May 29, 2006 11:47
It's been awhile, I can't really say that I havn't wanted to update, just that the circumstances wern't right for me to do so. Alot has changed since what I last had to say. It's funny how I swear that everything in my life revolves around relationships, but it seems to be those are the things I manage to fuck up most. I think that perhaps sometimes I'm just too aware of the minor changes, I notice changes in speach patern, I notice when someones using a different vocabularly then they usually do, I notice the people I spend time with, because it's important to me. There seems to be alot of people leaving my life right now, not in any real tangible way and maybe it's just that I'm not glued to the computer anymore, but I miss justine and marcus and sophia. I want to be out there, I want to spend time with random new people however, once I meet someone new, I have this vicious tendancy to notis things about them then get weireded out and appologize once somethings changes like it's my fault. I don't even know how to meet new people any more. I've lost all touch with how to go out and be a person because I was too afraid too dependent on other things and the people already in my life.
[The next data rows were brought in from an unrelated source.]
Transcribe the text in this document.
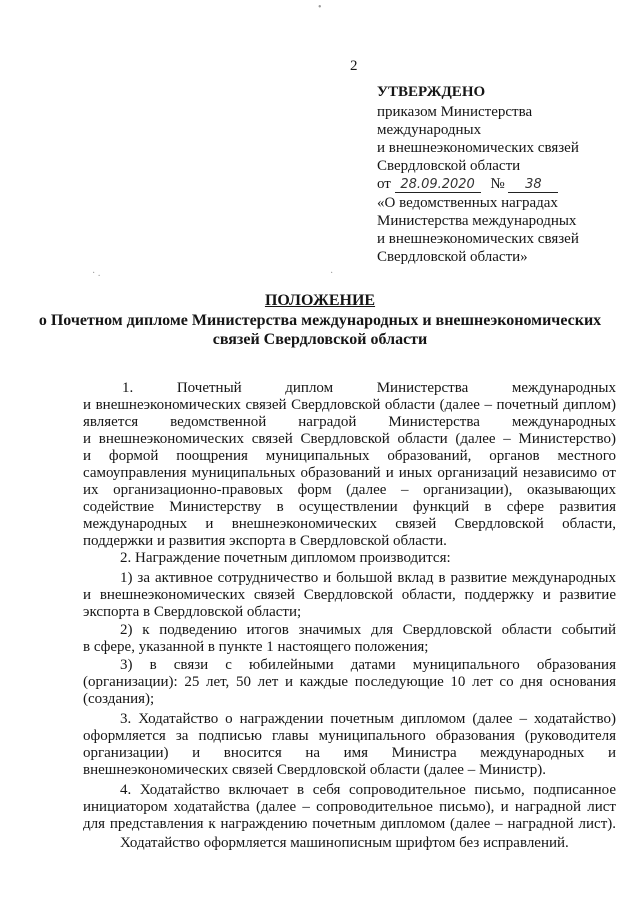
•
2
УТВЕРЖДЕНО
приказом Министерства
международных
и внешнеэкономических связей
Свердловской области
от 28.09.2020 № 38
«О ведомственных наградах
Министерства международных
и внешнеэкономических связей
Свердловской области»
· .	·
ПОЛОЖЕНИЕ
о Почетном дипломе Министерства международных и внешнеэкономических
связей Свердловской области
1. Почетный диплом Министерства международных
и внешнеэкономических связей Свердловской области (далее – почетный диплом)
является ведомственной наградой Министерства международных
и внешнеэкономических связей Свердловской области (далее – Министерство)
и формой поощрения муниципальных образований, органов местного
самоуправления муниципальных образований и иных организаций независимо от
их организационно-правовых форм (далее – организации), оказывающих
содействие Министерству в осуществлении функций в сфере развития
международных и внешнеэкономических связей Свердловской области,
поддержки и развития экспорта в Свердловской области.
2. Награждение почетным дипломом производится:
1) за активное сотрудничество и большой вклад в развитие международных
и внешнеэкономических связей Свердловской области, поддержку и развитие
экспорта в Свердловской области;
2) к подведению итогов значимых для Свердловской области событий
в сфере, указанной в пункте 1 настоящего положения;
3) в связи с юбилейными датами муниципального образования
(организации): 25 лет, 50 лет и каждые последующие 10 лет со дня основания
(создания);
3. Ходатайство о награждении почетным дипломом (далее – ходатайство)
оформляется за подписью главы муниципального образования (руководителя
организации) и вносится на имя Министра международных и
внешнеэкономических связей Свердловской области (далее – Министр).
4. Ходатайство включает в себя сопроводительное письмо, подписанное
инициатором ходатайства (далее – сопроводительное письмо), и наградной лист
для представления к награждению почетным дипломом (далее – наградной лист).
Ходатайство оформляется машинописным шрифтом без исправлений.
Then again though real life relationships get strained, there are weird angles you could never guess would come up, there's drama, and other times you don't see eye to eye. I think however I need to re-evaulate my standards 've ditched people for not being perfect...I'm not entirely sure that's the person i want to be.
so anyways this is more for personal use but here's what has been going on in life. I got a flat on the east side, nice quiet area nice upstairs neighbors, i'm really excited for it, got a new job i'm workinng ten hour days painting houses, I ached all weekend but hte works satisfying and what i was looking for we move in august 1st, went to canada enjoyed.